3 dei quasi 600 prigionieri USA a Guantanamo si sono suicidati. Sarà poi così ? C’è ancora chi riesce a credere a tutto ciò che dicono il Pentagono e la Casa Bianca? Non saranno piuttosto deceduti a causa dalle torture - che a Guantanamo sono un mezzo usuale per ricavare “preziose informazioni” - spinte oltre ogni limite di sopportazione umana? Il comandante del campo, il contrammiraglio Harry Harris, ha dichiarato che le morti non sono “un gesto di disperazione ma un atto di guerra”. Sic. “Chapeau” agli USA per l’ “uomo giusto al posto giusto”. Per fortuna Amnesty International condanna senza mezzi termini, gli Alleati - e anche sempre piu’ numerosi Deputati USA - insistono nel chiedere la chiusura del famigerato carcere. Per fortuna G.W. Bush si è detto “preoccupato” e ha chiesto un trattamento “umano” delle salme. Sic.
Nessuno però, almeno a livello di chi fa opinione, si chiede mai cosa facciano gli USA con una base in terra cubana, neppure da quando è stata trasformata in un vero e proprio carcere “speciale” e campo di torture! Nemmeno in Svizzera, uno dei pochi paesi al mondo a non avere mai avuto - che fortuna ! - nessuna base militare di paesi terzi sul suo suolo.
Gli USA misero gli occhi su Cuba all’inizio del 19esimo secolo rendendo pubblico l’obbiettivo di impadronirsene per la strategica posizione geografica. Negli anni tra il 1805 e il 1810 gli USA proposero di comperare (si, una proposta di compra-vendita !) Cuba agli Spagnoli che l’avevano colonizzata. Questi rifiutarono. Nel 1823 il segretario di Stato USA John Quince Adams annunciò che Cuba “sarebbe irrimediabilmente caduta nelle mani nordamericane nel momento in cui non fosse più stata una colonia spagnola”. Nello stesso anno il presidente USA James Monroe adottò la famosa dottrina che avvertiva le potenze europee che “l’America è riservata unicamente ed esclusivamente ai Nordamericani”. Nell’aprile del 1898 il Congresso USA approvò una risoluzione che favoriva l’intervento nordamericano nel conflitto spagnolo - sudamericano. Il 16 luglio 1898 ci fu la capitolazione degli Spagnoli e il 10 dicembre dello stesso anno fu firmato il “trattato di Parigi” che consegnò agli USA Puerto Rico, Le Filippine e Guam. Cuba venne indicata come “territorio speciale” nel quale gli USA si sarebbero installati dopo la pacificazione. Gli USA non persero tempo e col generale Wood in testa, convocarono a Cuba un’Assemblea costituente incaricata di redigere la Carta magna della futura repubblica, esercitando forti pressioni (per i Cubani, il tristemente famoso emendamento Platt) che incidevano sulla sovranità nazionale e ne limitavano l’autodeterminazione. La clausola 3 dell’emendamento Platt riservava il diritto agli USA di intervenire per “preservare l’indipendenza” di Cuba e sostenere un Governo “adeguato” ai loro interessi. La clausola 7 obbligava Cuba a cedere zone del suo territorio per lo stabilimento di basi navali, civili e militari.
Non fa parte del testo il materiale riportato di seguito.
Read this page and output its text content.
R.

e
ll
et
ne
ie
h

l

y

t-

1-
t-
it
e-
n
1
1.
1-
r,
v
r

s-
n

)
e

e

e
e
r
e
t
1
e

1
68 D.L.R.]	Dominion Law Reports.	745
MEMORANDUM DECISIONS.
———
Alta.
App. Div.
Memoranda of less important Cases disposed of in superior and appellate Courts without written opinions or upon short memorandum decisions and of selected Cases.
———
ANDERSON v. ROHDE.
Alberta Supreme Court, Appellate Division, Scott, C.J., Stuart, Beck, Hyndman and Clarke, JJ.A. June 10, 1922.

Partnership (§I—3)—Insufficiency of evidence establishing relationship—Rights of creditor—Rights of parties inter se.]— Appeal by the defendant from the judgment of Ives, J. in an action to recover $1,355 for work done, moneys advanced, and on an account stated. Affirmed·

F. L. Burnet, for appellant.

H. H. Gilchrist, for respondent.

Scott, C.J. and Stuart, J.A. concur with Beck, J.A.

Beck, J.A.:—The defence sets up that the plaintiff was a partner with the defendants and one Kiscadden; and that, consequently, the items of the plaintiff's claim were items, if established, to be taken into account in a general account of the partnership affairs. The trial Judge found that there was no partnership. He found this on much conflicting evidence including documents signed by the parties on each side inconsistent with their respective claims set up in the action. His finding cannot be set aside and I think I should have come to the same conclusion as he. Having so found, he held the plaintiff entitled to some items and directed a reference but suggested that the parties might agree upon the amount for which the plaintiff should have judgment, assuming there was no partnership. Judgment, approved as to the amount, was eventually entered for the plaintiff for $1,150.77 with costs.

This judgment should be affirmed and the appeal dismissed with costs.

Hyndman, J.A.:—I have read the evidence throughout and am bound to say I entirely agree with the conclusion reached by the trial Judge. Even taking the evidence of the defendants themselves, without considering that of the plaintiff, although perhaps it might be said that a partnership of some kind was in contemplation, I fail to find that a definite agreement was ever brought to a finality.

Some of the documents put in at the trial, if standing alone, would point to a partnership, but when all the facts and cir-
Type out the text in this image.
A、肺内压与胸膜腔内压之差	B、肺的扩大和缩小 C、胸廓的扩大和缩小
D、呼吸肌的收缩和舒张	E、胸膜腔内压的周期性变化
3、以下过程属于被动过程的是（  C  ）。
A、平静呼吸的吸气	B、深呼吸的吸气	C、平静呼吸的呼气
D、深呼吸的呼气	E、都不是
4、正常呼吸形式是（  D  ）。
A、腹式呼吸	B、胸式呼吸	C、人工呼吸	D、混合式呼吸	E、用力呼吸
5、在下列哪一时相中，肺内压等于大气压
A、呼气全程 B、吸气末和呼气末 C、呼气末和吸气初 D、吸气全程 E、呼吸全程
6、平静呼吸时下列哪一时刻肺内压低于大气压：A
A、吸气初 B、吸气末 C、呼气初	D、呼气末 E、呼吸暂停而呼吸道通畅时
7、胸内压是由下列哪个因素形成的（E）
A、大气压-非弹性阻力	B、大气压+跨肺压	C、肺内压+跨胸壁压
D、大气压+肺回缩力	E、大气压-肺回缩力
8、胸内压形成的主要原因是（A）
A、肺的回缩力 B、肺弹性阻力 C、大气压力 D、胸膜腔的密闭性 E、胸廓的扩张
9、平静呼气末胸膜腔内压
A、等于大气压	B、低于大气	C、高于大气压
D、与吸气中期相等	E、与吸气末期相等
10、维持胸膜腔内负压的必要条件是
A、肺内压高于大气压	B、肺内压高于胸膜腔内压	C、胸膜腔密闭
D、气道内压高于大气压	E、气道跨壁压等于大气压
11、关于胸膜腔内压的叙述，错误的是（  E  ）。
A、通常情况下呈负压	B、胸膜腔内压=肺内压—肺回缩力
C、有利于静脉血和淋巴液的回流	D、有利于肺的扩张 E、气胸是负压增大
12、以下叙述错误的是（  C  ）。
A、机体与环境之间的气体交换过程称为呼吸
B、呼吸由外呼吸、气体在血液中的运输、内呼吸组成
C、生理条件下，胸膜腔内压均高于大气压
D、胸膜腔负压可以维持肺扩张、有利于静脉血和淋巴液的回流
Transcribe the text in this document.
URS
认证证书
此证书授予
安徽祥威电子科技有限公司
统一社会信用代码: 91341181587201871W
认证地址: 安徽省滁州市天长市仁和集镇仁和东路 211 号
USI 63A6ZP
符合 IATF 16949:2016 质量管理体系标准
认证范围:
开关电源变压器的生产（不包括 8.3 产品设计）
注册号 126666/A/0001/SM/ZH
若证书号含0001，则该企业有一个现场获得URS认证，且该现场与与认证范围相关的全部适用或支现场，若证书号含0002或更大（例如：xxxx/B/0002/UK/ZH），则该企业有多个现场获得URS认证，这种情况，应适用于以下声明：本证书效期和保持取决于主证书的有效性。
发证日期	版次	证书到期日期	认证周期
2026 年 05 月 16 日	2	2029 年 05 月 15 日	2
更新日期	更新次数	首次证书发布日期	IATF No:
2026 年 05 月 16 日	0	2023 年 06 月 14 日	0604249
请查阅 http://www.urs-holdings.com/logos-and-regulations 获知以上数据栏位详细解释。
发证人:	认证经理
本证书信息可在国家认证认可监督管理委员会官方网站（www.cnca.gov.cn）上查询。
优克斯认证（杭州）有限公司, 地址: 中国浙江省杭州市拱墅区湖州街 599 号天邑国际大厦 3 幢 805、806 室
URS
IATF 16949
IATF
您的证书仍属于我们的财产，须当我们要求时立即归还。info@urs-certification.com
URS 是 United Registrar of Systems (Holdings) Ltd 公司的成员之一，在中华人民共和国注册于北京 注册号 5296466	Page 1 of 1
L’8 novembre 1902 il Governo USA sollecitò “a carattere perpetuo” l’affitto di alcune zone atte a divenire basi navali. Una violenta reazione popolare cubana fece sì che gli USA si concentrarono su una sola base: Guantanamo. Dopo lunghi negoziati, il 10 dicembre 1903 gli USA presero possesso del territorio corrispondente all’attuale base di Guantanamo impegnandosi a pagare allo Stato cubano un affitto annuo pari a circa 4.100 dollari odierni. La somma, non indicizzata, non fu mai adeguata ai cambiamenti monetari e ancora oggi viene versata dagli USA tale e quale. Cuba, paese con una sua dignità, dalla vittoria della Rivoluzione (1959) respinge al mittente il denaro considerando la base militare USA di Guantanamo “un pugnale piantato nel cuore della terra cubana”.
Cuba ha chiesto più volte l’annullamento del contratto e l’allontanamento della base USA. Gli USA hanno sempre risposto picche. Eppure “ogni Stato, Comunità e prima di tutto ogni persona responsabile e convinta che l’autentica umanità tra le nazioni e i popoli può esistere solo se c’ è giustizia, deve chiedere, in nome della giustizia, che gli USA abbandonino Guantanamo senza condizioni. Subito!” recita ed esorta un Manifesto firmato da personalità quali Rigoberta Menchú, Adolfo Pérez Esquivel, Nadine Gordimer e Noam Chomsky.